The community that shares this vision is a world community, and it is a local community. The followers of Bahá’u’lláh are called Bahá’ís, and there are millions of them: rich and poor; black, white, brown, and yellow; from Jewish, Buddhist, Muslim, Hindu, Christian, agnostic, athesist, and many other religious backgrounds; educated and illiterate; young and old; living in apartment flats, grass huts, country estates, suburban sprawl, and teeming slums. They can be found in every country of the world.
Bahá’ís everywhere are engaged in a process of personal transformation. The teachings of Bahá’u’lláh set a high standard for spiritual growth and behavior. He said, “It is incumbent upon every man of insight and understanding to strive to translate that which hath been written into reality and action.”1
Many Bahá’ís are on the move. Inspired by the vision of a better world, they often travel from place to place to share the message, and frequently settle to live in a new place to demonstrate the truths of their vision of a better world.

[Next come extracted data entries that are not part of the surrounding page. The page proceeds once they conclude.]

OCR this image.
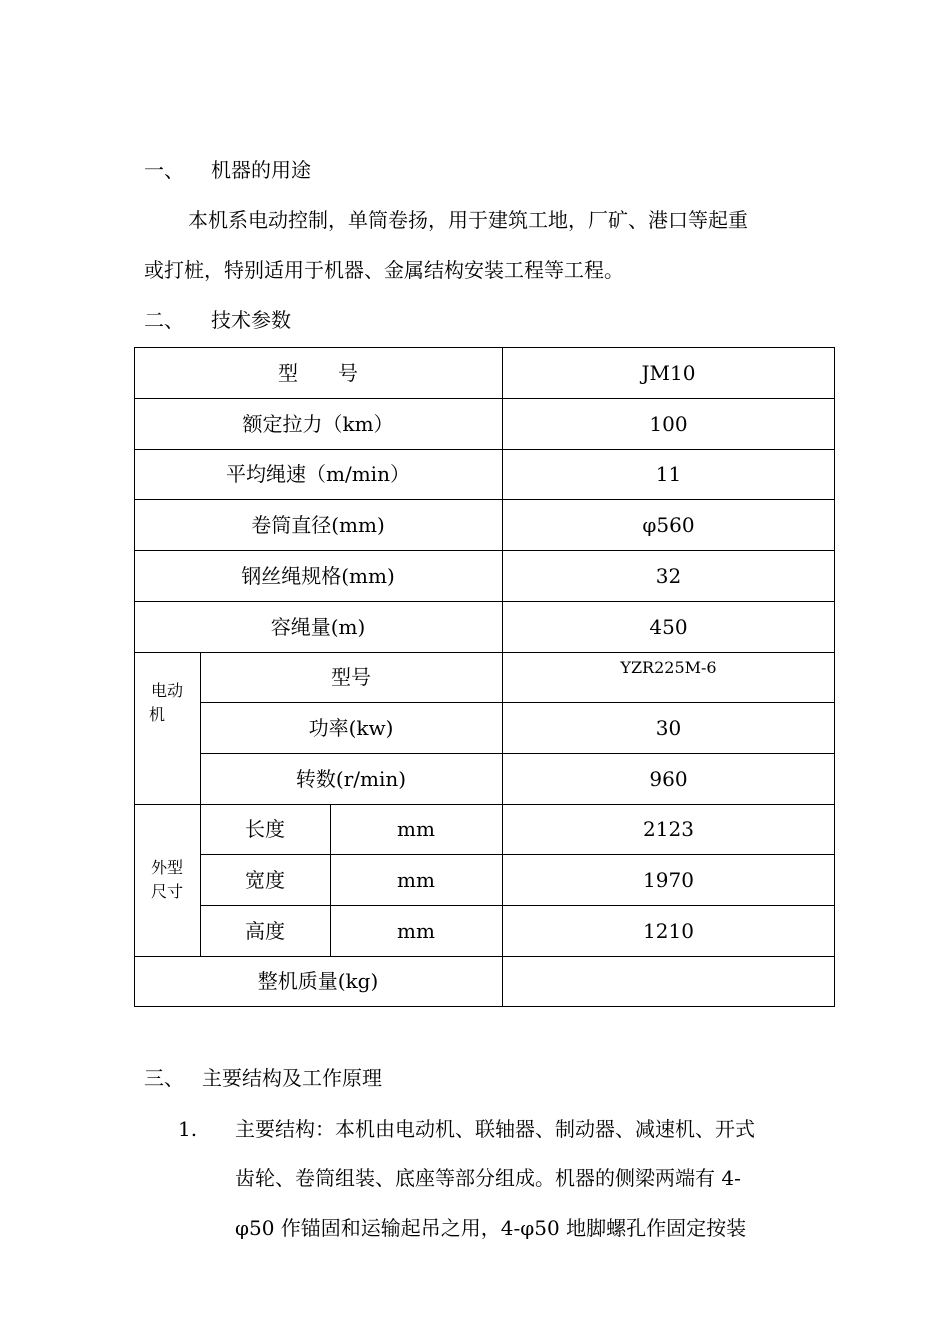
一、 机器的用途
本机系电动控制，单筒卷扬，用于建筑工地，厂矿、港口等起重
或打桩，特别适用于机器、金属结构安装工程等工程。
二、 技术参数
型　　号	JM10
额定拉力（km）	100
平均绳速（m/min）	11
卷筒直径(mm)	φ560
钢丝绳规格(mm)	32
容绳量(m)	450
电动
机
型号	YZR225M-6
功率(kw)	30
转数(r/min)	960
外型
尺寸
长度	mm	2123
宽度	mm	1970
高度	mm	1210
整机质量(kg)
三、 主要结构及工作原理
1. 主要结构：本机由电动机、联轴器、制动器、减速机、开式
齿轮、卷筒组装、底座等部分组成。机器的侧梁两端有 4-
φ50 作锚固和运输起吊之用，4-φ50 地脚螺孔作固定按装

The Bahá’ís in Halton Hills are a small sample of this diversity and movement. The vision was first brought to Georgetown in the 1940s, and to Esquesing Township in the 1970s by believers from Oakville. They were able to find receptive souls, eager to share the vision. Over the years other Bahá’ís have moved into the community, while during that time members of the Halton Hills Bahá’í community themselves have moved on to help form and support other communities across Canada and the world. In the past few years Bahá’ís from our community have moved to destinations as near as Hamilton and Newmarket, and as far as Grenada and Korea.